Last week marked the conclusion of the Start Something Program at the University of Western Australia, a UWA Innovation Quarter Initiative established to develop, promote and foster entrepreneurship within the university environment.
Congratulations to Jo Hawkins and Jonathan Lilley who were the winners of the ‘Start Something Prize for Entrepreneurship’ and Ghulam Hassan who received the CSA Global Prize in Entrepreneurship. Each prizewinner will receive mentoring from an Innovation Cluster expert, access to a desk space at the Tech Hub and industry contacts.
Developed by Innovation Cluster, a Perth organisation of industry experts involved with guiding corporate innovation and research commercialisation, with content from Atomic Sky, the program was designed to empower participants with the skills needed to turn their ideas into a successful business.
The month long program engaged over thirty researchers and Post Graduate students from ten different faculties of the University.
“It was fantastic to play a part in running the inaugural Start Something program with Innovation Cluster & UWA IQ and to see the amount of research and innovation happening in one of our world class universities. I believe many universities will follow suit with the idea of bringing startup thinking and methodology to research ideas, in order to find the right path into industry.”
– Andy Lamb, CoFounder of Atomic Sky
Each workshop focussed on a different aspect of the commercialisation process, with topics ranging from market identification to how to pitch to recognising funding routes.

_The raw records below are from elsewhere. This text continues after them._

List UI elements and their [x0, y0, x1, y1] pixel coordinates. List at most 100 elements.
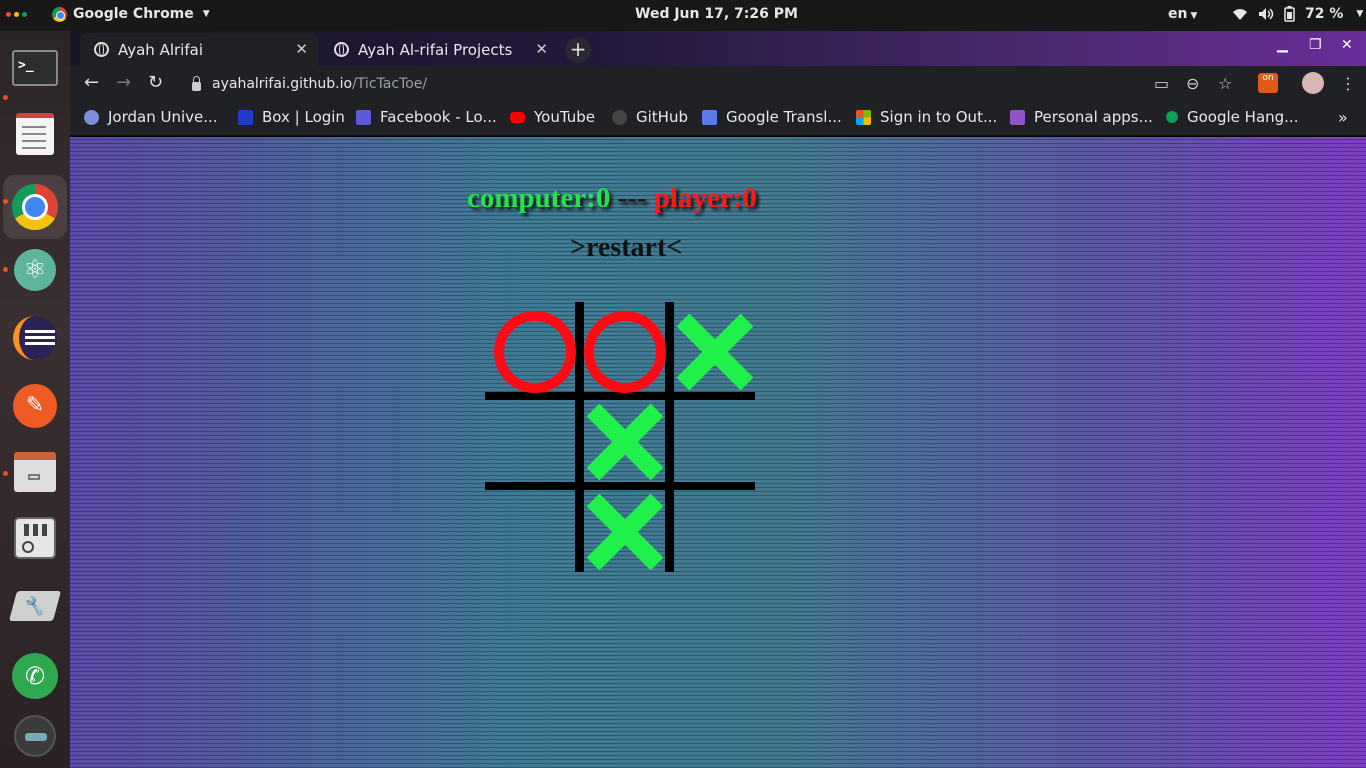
postman-icon[interactable]: ✎ — [10, 381, 60, 431]
bookmark-heroku[interactable]: Personal apps... — [1010, 108, 1153, 126]
profile-avatar-icon[interactable] — [1302, 72, 1324, 94]
activities-dots[interactable] — [6, 12, 27, 17]
minimize-icon[interactable]: ▁ — [1277, 37, 1288, 53]
language-indicator[interactable]: en ▼ — [1168, 6, 1197, 22]
board-cell-7[interactable] — [490, 487, 580, 577]
app-name-label: Google Chrome — [73, 6, 194, 22]
board-cell-3[interactable] — [670, 307, 760, 397]
menu-kebab-icon[interactable]: ⋮ — [1340, 74, 1356, 93]
avatar-icon[interactable] — [10, 711, 60, 761]
tic-tac-toe-board — [485, 302, 755, 572]
extension-icon[interactable]: on — [1258, 73, 1278, 93]
x-mark — [586, 493, 664, 571]
tab-title: Ayah Alrifai — [118, 40, 203, 59]
bookmark-github[interactable]: GitHub — [612, 108, 688, 126]
x-mark — [586, 403, 664, 481]
board-cell-9[interactable] — [670, 487, 760, 577]
chevron-down-icon: ▼ — [1190, 11, 1198, 21]
bookmark-label: Google Transl... — [726, 108, 842, 126]
chevron-down-icon: ▼ — [202, 9, 210, 19]
scoreboard: computer:0 --- player:0 — [467, 182, 757, 215]
launcher-dock: >_ ⚛ ✎ 🔧 ✆ — [0, 31, 70, 768]
github-icon — [612, 109, 627, 125]
x-mark — [676, 313, 754, 391]
board-cell-2[interactable] — [580, 307, 670, 397]
url-path: /TicTacToe/ — [352, 76, 428, 92]
more-bookmarks-icon[interactable]: » — [1338, 108, 1348, 127]
board-cell-5[interactable] — [580, 397, 670, 487]
translate-icon — [702, 109, 717, 125]
bookmark-label: Facebook - Lo... — [380, 108, 497, 126]
atom-icon[interactable]: ⚛ — [10, 245, 60, 295]
language-label: en — [1168, 6, 1188, 22]
board-cell-1[interactable] — [490, 307, 580, 397]
file-cabinet-icon[interactable] — [10, 447, 60, 497]
globe-icon — [334, 42, 349, 57]
eclipse-icon[interactable] — [10, 313, 60, 363]
board-cell-4[interactable] — [490, 397, 580, 487]
globe-icon — [94, 42, 109, 57]
bookmark-outlook[interactable]: Sign in to Out... — [856, 108, 997, 126]
back-icon[interactable]: ← — [84, 72, 99, 93]
lock-icon[interactable] — [192, 75, 201, 91]
bookmark-label: Sign in to Out... — [880, 108, 998, 126]
tab-ayah-alrifai[interactable]: Ayah Alrifai ✕ — [80, 33, 318, 66]
address-bar[interactable]: ayahalrifai.github.io /TicTacToe/ — [178, 70, 1178, 98]
battery-icon — [1284, 6, 1295, 22]
board-cell-8[interactable] — [580, 487, 670, 577]
bookmark-label: YouTube — [534, 108, 595, 126]
url-host: ayahalrifai.github.io — [212, 76, 353, 92]
o-mark — [584, 311, 666, 393]
forward-icon[interactable]: → — [116, 72, 131, 93]
browser-toolbar: ← → ↻ ayahalrifai.github.io /TicTacToe/ … — [70, 66, 1366, 102]
app-menu[interactable]: Google Chrome ▼ — [52, 6, 210, 22]
bookmark-label: GitHub — [636, 108, 688, 126]
bookmark-label: Box | Login — [262, 108, 345, 126]
chevron-down-icon: ▼ — [1356, 9, 1364, 19]
battery-percent: 72 % — [1305, 6, 1344, 22]
close-icon[interactable]: ✕ — [535, 40, 548, 58]
phone-icon[interactable]: ✆ — [10, 651, 60, 701]
terminal-icon[interactable]: >_ — [10, 43, 60, 93]
facebook-icon — [356, 109, 371, 125]
bookmark-google-translate[interactable]: Google Transl... — [702, 108, 842, 126]
clock[interactable]: Wed Jun 17, 7:26 PM — [635, 6, 798, 22]
player-score: player:0 — [653, 182, 757, 214]
text-editor-icon[interactable] — [10, 109, 60, 159]
chrome-icon — [52, 6, 67, 22]
settings-tools-icon[interactable]: 🔧 — [8, 581, 62, 631]
mixer-icon[interactable] — [10, 513, 60, 563]
bookmarks-bar: Jordan Unive... Box | Login Facebook - L… — [70, 102, 1366, 136]
o-mark — [494, 311, 576, 393]
close-icon[interactable]: ✕ — [295, 40, 308, 58]
new-tab-button[interactable]: + — [565, 37, 591, 63]
bookmark-star-icon[interactable]: ☆ — [1218, 74, 1232, 93]
zoom-icon[interactable]: ⊖ — [1186, 74, 1199, 93]
wifi-icon — [1233, 9, 1247, 20]
bookmark-jordan-university[interactable]: Jordan Unive... — [84, 108, 218, 126]
tab-ayah-al-rifai-projects[interactable]: Ayah Al-rifai Projects ✕ — [320, 33, 558, 66]
tab-title: Ayah Al-rifai Projects — [358, 40, 513, 59]
bookmark-box-login[interactable]: Box | Login — [238, 108, 345, 126]
bookmark-facebook[interactable]: Facebook - Lo... — [356, 108, 497, 126]
volume-icon — [1259, 8, 1274, 20]
box-icon — [238, 109, 253, 125]
microsoft-icon — [856, 109, 871, 125]
computer-score: computer:0 — [467, 182, 611, 214]
bookmark-label: Jordan Unive... — [108, 108, 218, 126]
bookmark-hangouts[interactable]: Google Hang... — [1166, 108, 1298, 126]
tab-strip: Ayah Alrifai ✕ Ayah Al-rifai Projects ✕ … — [70, 31, 1366, 66]
system-tray[interactable]: 72 % ▼ — [1232, 6, 1363, 22]
close-window-icon[interactable]: ✕ — [1341, 37, 1353, 53]
youtube-icon — [510, 111, 525, 123]
board-cell-6[interactable] — [670, 397, 760, 487]
chrome-icon[interactable] — [3, 175, 67, 239]
page-viewport: computer:0 --- player:0 >restart< — [70, 137, 1366, 768]
jordan-uni-icon — [84, 109, 99, 125]
maximize-icon[interactable]: ❐ — [1309, 37, 1322, 53]
bookmark-youtube[interactable]: YouTube — [510, 108, 595, 126]
cast-icon[interactable]: ▭ — [1154, 74, 1169, 93]
score-separator: --- — [617, 182, 647, 214]
restart-button[interactable]: >restart< — [570, 232, 682, 264]
reload-icon[interactable]: ↻ — [148, 72, 163, 93]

Particularly popular amongst participants was the opportunity to interact with experienced entrepreneurs who had successfully commercialised ideas in the healthcare, resources, information technology, engineering, social enterprise and innovation sectors.
Participants concluded the program with a better understanding of whether there was a business or commercially viable product in their research as well as an awareness of next steps they could take in commercialisation.